Par Lucas Wisenthal
Si les micro-organismes peuvent survivre dans le Haut-Arctique, ils peuvent survivre partout. Depuis des années, le Pr Lyle Whyte explore les recoins en apparence les plus inhospitaliers de la toundra. Il y a fait des découvertes essentielles sur la vie microbienne à des températures glaciaires, sur Terre et au-delà.
Sur l’île Axel Heiberg (79° 26’ 0” N), où McGill exploite une Station de recherche arctique depuis 1960, la température moyenne est de moins 15 degrés Celsius. Pour atteindre la station, il faut prendre un avion jusqu’à Resolute au Nunavut (229 habitants), puis, si le temps le permet, parcourir les 700 kilomètres restants à bord d’un petit avion. En fait, gagner la Station de recherche arctique de McGill (dont l’acronyme anglais est MARS), c’est presque partir pour Mars! Et à en juger par les découvertes récentes sur la flore microbienne qui colonise l’île Axel Heiberg, tout porte à croire que nous sommes bel et bien sur la planète rouge.
Au cours des 10 dernières années, le Pr Lyle Whyte s’est rendu à la Station de recherche arctique de McGill une fois, voire deux fois l’an. OEuvrant au sein du Département des sciences des ressources naturelles de McGill, Lyle Whyte s’intéresse aux microbes qui pourraient coloniser le pergélisol inhospitalier de cette région. «Nous ne connaissons rien ou presque des limites inférieures de la vie des micro-organismes sur Terre», explique-t-il. «Survivent-ils à des températures négatives? Et si oui, comment?» Autant de questions lourdes de conséquences pour l’étude d’éventuelles formes de vie en dehors du système terrestre, car si les zones climatiques les plus impitoyables de la Terre ne sont pas entièrement inhospitalières, quelles surprises le sous-sol de Mars peut-il alors nous réserver?
En 2008, la NASA a déployé l’atterrisseur Phoenix sur la planète Mars.

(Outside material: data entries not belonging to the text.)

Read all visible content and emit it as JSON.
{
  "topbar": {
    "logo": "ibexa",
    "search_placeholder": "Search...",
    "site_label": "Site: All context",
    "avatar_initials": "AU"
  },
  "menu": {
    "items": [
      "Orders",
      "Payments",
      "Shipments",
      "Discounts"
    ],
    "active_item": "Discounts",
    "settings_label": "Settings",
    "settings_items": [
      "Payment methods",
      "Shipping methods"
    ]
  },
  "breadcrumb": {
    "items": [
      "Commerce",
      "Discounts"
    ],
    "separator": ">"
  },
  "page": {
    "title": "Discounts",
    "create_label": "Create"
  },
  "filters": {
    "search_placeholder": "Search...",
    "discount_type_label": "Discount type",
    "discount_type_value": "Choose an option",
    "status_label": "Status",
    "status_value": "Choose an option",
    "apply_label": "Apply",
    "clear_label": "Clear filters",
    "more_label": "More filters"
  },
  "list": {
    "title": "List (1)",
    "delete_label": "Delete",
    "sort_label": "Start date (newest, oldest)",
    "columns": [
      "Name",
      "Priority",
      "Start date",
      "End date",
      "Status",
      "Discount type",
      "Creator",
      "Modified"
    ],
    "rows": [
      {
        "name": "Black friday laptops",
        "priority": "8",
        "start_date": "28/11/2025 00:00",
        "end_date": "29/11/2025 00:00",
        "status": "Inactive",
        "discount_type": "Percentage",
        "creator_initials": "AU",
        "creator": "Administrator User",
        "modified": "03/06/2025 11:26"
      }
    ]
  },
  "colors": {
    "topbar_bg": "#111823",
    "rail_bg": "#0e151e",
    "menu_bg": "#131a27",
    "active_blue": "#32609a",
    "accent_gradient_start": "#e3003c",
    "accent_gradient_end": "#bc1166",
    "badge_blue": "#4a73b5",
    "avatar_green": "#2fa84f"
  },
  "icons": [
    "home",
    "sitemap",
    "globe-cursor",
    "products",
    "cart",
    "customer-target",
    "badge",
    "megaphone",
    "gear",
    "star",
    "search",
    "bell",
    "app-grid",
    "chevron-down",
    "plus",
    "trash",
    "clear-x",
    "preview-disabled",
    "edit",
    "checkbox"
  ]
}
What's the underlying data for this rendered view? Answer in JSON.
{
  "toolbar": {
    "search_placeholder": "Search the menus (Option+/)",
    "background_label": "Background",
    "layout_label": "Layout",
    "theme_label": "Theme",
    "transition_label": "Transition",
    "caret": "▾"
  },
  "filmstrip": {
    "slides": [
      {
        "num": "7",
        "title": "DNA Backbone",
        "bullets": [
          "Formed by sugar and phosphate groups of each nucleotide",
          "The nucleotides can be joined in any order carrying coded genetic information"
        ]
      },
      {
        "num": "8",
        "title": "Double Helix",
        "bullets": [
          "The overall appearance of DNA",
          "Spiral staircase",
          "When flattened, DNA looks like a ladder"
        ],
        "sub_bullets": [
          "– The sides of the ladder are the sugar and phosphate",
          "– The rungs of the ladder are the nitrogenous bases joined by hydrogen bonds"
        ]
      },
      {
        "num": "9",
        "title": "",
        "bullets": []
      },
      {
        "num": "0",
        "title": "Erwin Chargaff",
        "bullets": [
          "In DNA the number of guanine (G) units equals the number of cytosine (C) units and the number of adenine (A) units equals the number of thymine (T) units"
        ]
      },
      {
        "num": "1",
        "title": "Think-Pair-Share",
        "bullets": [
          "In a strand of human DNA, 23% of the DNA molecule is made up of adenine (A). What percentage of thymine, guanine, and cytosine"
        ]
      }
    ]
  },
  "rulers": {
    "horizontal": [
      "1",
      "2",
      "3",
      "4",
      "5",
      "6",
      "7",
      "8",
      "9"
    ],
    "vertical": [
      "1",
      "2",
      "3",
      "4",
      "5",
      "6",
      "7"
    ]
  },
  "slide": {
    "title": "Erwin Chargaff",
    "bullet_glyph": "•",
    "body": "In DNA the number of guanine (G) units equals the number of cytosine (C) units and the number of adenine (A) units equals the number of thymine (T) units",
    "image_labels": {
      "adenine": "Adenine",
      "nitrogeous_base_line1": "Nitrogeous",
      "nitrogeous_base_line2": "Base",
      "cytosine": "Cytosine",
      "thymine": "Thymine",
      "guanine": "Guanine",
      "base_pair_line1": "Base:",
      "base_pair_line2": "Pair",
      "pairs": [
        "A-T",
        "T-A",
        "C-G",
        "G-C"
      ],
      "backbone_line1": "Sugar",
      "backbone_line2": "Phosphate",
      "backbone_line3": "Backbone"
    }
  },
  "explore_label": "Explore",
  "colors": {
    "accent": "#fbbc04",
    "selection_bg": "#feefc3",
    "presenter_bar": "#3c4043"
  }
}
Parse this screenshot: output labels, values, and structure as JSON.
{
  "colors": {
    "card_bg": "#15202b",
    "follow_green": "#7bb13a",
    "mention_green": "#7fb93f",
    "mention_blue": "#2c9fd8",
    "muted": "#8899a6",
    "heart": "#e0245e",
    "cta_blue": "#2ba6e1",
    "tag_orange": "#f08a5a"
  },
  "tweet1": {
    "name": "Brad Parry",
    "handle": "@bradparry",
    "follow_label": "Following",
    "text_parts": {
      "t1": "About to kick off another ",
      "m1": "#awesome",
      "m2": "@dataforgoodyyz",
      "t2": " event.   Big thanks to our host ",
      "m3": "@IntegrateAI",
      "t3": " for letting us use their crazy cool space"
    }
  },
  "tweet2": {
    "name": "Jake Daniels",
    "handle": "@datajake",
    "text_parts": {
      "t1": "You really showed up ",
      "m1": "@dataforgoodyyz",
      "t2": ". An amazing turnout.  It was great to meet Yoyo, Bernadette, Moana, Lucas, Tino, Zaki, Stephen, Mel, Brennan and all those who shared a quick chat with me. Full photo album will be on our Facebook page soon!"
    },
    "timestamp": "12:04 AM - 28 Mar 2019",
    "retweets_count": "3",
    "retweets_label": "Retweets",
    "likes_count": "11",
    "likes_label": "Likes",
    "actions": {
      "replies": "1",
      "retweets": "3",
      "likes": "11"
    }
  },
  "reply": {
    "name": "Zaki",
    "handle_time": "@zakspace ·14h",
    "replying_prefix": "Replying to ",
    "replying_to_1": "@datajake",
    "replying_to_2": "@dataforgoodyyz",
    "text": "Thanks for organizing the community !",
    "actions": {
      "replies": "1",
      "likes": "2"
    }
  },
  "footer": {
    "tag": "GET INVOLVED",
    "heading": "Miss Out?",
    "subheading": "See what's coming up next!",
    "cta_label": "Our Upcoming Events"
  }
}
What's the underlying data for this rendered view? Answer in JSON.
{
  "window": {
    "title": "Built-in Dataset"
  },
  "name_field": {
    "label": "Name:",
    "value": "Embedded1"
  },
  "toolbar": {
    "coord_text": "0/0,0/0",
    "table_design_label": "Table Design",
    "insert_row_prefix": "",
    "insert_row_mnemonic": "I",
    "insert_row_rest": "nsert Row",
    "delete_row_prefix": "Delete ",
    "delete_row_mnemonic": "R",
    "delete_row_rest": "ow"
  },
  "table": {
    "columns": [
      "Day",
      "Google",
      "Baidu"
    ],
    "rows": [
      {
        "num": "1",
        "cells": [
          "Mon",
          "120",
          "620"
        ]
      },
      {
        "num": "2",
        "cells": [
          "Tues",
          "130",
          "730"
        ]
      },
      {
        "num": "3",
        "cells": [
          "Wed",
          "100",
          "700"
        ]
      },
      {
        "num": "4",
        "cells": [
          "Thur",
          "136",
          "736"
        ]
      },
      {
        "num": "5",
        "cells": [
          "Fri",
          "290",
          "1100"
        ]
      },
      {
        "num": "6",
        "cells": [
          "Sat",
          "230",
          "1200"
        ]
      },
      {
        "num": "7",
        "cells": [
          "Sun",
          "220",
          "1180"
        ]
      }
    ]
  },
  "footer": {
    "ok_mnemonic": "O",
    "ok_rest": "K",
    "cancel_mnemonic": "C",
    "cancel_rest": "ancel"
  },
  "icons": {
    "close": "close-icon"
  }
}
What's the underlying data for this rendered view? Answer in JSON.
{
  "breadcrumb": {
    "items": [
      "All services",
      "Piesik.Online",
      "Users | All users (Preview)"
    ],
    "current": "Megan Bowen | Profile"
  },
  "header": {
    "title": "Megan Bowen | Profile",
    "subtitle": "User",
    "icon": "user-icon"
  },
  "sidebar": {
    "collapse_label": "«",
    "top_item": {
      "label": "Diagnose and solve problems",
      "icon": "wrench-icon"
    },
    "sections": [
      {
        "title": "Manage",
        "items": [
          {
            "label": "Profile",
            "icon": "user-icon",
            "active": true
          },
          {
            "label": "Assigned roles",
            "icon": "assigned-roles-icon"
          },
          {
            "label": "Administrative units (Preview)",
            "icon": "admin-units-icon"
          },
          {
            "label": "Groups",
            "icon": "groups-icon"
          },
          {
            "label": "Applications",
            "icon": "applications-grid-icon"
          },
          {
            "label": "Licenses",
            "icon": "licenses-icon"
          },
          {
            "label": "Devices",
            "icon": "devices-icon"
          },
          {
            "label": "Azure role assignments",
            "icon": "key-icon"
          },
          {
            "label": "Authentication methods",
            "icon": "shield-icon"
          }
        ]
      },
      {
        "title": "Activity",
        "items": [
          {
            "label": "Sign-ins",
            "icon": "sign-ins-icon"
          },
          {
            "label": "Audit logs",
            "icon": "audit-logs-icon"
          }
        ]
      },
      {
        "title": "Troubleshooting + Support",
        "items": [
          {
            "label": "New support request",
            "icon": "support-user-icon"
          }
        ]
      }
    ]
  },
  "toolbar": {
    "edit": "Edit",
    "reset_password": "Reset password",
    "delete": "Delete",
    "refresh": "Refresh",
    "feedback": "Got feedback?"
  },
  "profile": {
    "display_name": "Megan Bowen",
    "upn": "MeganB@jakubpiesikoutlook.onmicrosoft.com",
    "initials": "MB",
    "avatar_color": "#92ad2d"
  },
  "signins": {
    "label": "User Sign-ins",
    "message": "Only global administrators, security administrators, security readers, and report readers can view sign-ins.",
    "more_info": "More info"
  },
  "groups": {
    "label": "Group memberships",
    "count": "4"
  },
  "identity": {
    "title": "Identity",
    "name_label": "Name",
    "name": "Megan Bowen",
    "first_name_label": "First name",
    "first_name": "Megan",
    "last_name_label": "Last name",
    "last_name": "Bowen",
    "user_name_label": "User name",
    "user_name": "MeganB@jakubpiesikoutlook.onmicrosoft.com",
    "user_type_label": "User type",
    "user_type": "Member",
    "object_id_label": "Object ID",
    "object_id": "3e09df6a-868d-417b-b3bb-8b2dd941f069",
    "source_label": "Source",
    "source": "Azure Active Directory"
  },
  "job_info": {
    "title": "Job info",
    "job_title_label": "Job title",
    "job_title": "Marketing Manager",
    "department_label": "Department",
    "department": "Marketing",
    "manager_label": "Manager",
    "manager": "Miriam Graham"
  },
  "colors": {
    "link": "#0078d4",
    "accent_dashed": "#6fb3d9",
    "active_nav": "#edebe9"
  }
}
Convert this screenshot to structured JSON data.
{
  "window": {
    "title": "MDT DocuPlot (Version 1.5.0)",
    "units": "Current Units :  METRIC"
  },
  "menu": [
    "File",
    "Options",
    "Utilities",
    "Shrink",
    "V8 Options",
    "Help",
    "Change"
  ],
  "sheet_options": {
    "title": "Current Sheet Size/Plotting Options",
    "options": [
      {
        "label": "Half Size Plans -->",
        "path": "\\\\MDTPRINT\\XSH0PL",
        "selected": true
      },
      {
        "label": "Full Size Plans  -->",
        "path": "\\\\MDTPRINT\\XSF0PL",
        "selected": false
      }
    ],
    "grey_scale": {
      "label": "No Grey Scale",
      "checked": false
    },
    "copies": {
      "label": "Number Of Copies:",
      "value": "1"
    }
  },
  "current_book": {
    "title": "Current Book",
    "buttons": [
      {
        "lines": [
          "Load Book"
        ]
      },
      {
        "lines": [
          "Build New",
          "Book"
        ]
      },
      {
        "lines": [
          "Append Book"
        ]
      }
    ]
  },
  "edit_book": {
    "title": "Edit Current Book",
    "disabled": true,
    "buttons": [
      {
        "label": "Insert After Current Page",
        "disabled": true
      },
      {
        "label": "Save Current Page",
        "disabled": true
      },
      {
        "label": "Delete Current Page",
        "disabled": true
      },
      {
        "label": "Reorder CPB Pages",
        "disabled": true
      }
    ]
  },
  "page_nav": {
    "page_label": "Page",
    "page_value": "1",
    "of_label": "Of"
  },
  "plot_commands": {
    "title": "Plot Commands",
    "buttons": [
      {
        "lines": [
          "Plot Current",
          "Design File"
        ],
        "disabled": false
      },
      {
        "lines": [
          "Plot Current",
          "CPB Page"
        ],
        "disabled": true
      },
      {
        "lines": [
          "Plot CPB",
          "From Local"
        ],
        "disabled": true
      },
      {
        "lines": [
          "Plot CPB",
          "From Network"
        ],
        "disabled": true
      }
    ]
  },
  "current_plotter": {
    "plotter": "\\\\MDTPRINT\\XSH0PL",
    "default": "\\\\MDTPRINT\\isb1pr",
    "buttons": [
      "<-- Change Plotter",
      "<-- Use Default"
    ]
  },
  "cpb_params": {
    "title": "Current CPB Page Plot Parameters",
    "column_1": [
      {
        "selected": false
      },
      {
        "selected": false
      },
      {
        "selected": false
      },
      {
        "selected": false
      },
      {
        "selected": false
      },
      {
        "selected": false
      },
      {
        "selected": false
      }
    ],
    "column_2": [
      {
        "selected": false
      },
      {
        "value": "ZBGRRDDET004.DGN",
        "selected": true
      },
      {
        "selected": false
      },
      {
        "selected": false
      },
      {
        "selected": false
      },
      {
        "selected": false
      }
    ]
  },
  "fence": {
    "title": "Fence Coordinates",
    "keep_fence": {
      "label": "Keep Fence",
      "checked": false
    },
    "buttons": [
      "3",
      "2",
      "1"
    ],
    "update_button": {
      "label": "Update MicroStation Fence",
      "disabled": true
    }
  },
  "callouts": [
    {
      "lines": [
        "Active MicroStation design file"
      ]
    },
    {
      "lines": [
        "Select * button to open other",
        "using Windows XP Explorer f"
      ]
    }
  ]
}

Pour le Pr Whyte, les images retransmises par Phoenix n’avaient rien d’étrange. «Du point de vue de la géomorphologie, ces photos ressemblaient fort à la géologie et à la géographie que l’on peut observer autour de la station de McGill.» En 2003, le Pr Whyte et son équipe ont découvert que le pergélisol glacé du Haut-Arctique fourmillait de microbes. En collaboration avec Wayne Pollard, du Département de géographie, son équipe a analysé les communautés microbiennes qui colonisent les sources d’eau froide salée autour de la station. L’analyse de suintement de méthane dans le pergélisol a permis de découvrir une communauté de microbes qui inhalent du sulfate et survivent dans un milieu hypersalin extrêmement froid, alors qu’on pensait que ces petites bêtes ne vivaient que dans le fond des océans. Les données révèlent toutefois qu’elles pourraient coloniser pratiquement toutes les régions de la Terre et, pourquoi pas, d’autres planètes.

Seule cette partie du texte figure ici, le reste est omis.